Organs we’re all very familiar with – ones we take for granted – still have the power to surprise, in terms of new discoveries about their structure, function or evolution.
Top of the list of the most misunderstood of organs must surely be the clitoris? A structure whose function seems to be entirely about providing sexual pleasure to its bearer.
Incredibly, the structure of the clitoris was hotly debated by anatomists until just a decade ago when it was found that the organ was a lot more complicated than had been thought.
The text books had to be thrown out the window because this organ – really an anatomical constellation – actually comprises the opening to the vagina and the front part of the urethra, as well as the organ formally known as the ‘clitoris’.

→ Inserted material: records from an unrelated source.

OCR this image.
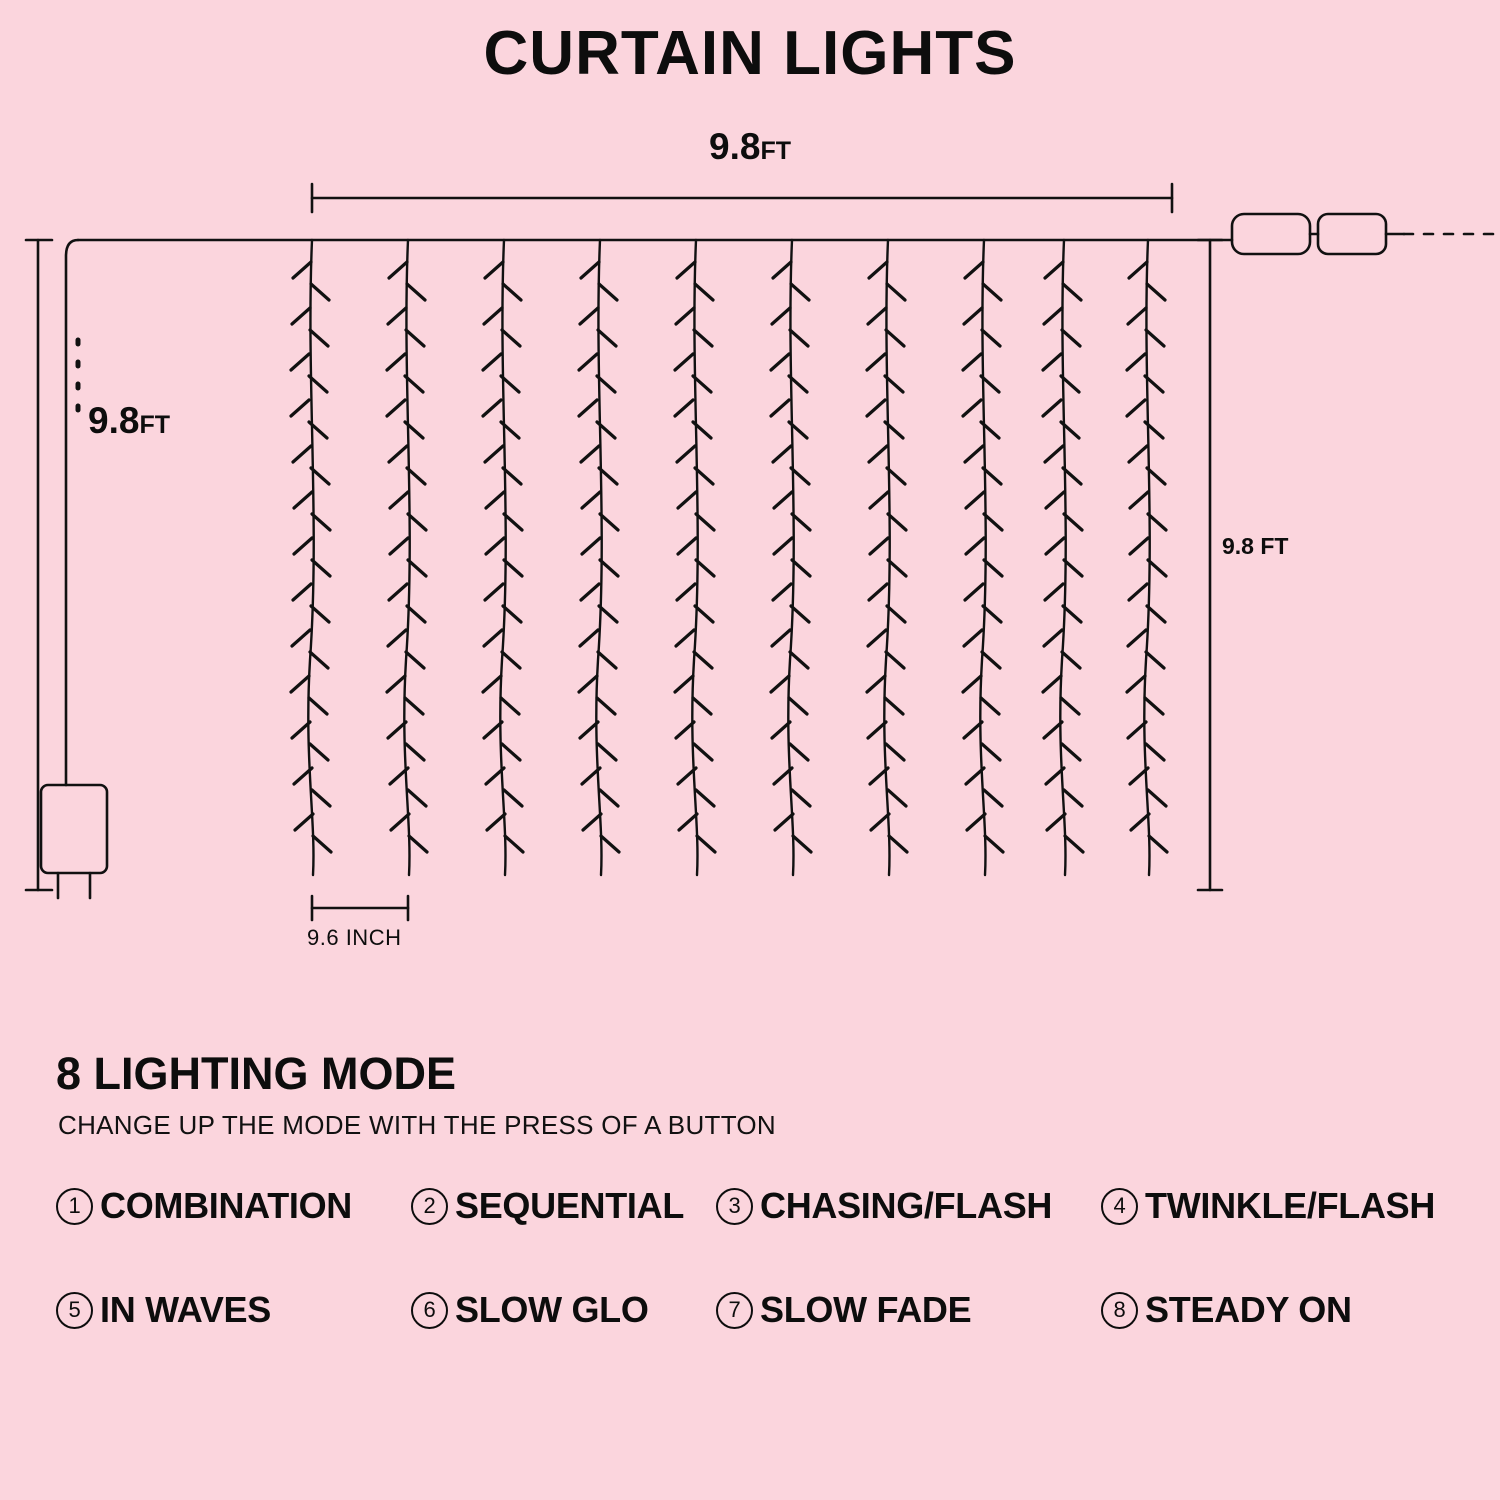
CURTAIN LIGHTS
9.8FT
9.8FT
9.8 FT
9.6 INCH
8 LIGHTING MODE
CHANGE UP THE MODE WITH THE PRESS OF A BUTTON
1 COMBINATION	2 SEQUENTIAL	3 CHASING/FLASH	4 TWINKLE/FLASH
5 IN WAVES	6 SLOW GLO	7 SLOW FADE	8 STEADY ON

French researchers have recently made a 3D printed model of the clitoris that’s going to be used in schools to help educate children about sex. This has prompted some in the media to proclaim that it heralds the start of a new sexual revolution.

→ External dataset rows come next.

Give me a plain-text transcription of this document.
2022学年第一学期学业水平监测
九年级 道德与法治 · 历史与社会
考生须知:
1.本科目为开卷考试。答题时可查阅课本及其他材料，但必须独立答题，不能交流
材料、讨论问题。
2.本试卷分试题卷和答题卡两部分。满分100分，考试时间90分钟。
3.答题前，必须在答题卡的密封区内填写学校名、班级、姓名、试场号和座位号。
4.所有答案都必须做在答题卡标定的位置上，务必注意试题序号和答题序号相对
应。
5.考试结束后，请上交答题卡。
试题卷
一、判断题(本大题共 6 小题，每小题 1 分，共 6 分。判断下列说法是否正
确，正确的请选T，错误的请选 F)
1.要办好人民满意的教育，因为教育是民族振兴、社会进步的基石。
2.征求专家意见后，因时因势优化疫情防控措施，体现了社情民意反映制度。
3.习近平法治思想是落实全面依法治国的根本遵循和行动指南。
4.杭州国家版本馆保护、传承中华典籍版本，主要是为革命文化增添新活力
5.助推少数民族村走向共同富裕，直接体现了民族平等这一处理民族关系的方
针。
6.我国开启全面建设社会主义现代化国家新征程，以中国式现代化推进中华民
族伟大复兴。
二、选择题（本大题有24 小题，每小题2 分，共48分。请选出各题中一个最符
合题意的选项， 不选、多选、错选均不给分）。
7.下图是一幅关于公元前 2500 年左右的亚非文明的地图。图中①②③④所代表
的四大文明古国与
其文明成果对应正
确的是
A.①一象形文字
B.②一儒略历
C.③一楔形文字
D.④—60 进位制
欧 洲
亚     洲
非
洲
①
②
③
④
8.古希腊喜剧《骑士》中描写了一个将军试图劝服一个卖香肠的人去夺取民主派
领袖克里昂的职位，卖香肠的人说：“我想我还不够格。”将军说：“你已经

The 3D print of the clitoris is a thing of beauty. At first glance, it reminded me of a ‘my little pony’ toy my daughter once owned.
As I looked for longer I saw a bright pink stick insect, then a penguin, and the reproductive organs of a beautiful orchid.
The model shows us just how complicated the clitoris really is, and how it’s woefully misleading to describe it as simply the female equivalent of a penis. It’s not.
Now, if we take a perspective centred entirely within the human experience, it may be right that the clitoris functions only to provide sexual pleasure. After all, research shows that stimulation of the clitoris is the main way women achieve orgasm.
But the complexity of it’s structure shows us that there must be a lot more to this organ than meets the eye. Is it an organ of pleasure for other animals as well?
It might come as a surprise to learn that not only is the clitoris found across the mammals, it’s also found in birds. Just within our own group of mammals – the primates – its size, shape and function vary enormously.
Compared to our cousins, it’s externally rather small, the head (glans) sitting within the lips (labia), and all of it hidden beneath a hood, until it is aroused.
Still, I suspect the human clitoris is a lot more sensitive to stimulation, especially given that we’ve still no idea if any other mammal enjoys female orgasm.
Now, contrast this with the spider (or squirrel) monkey of South America. Their clitoris dangles between the legs – all five centimetres of it – being longer even than the penis.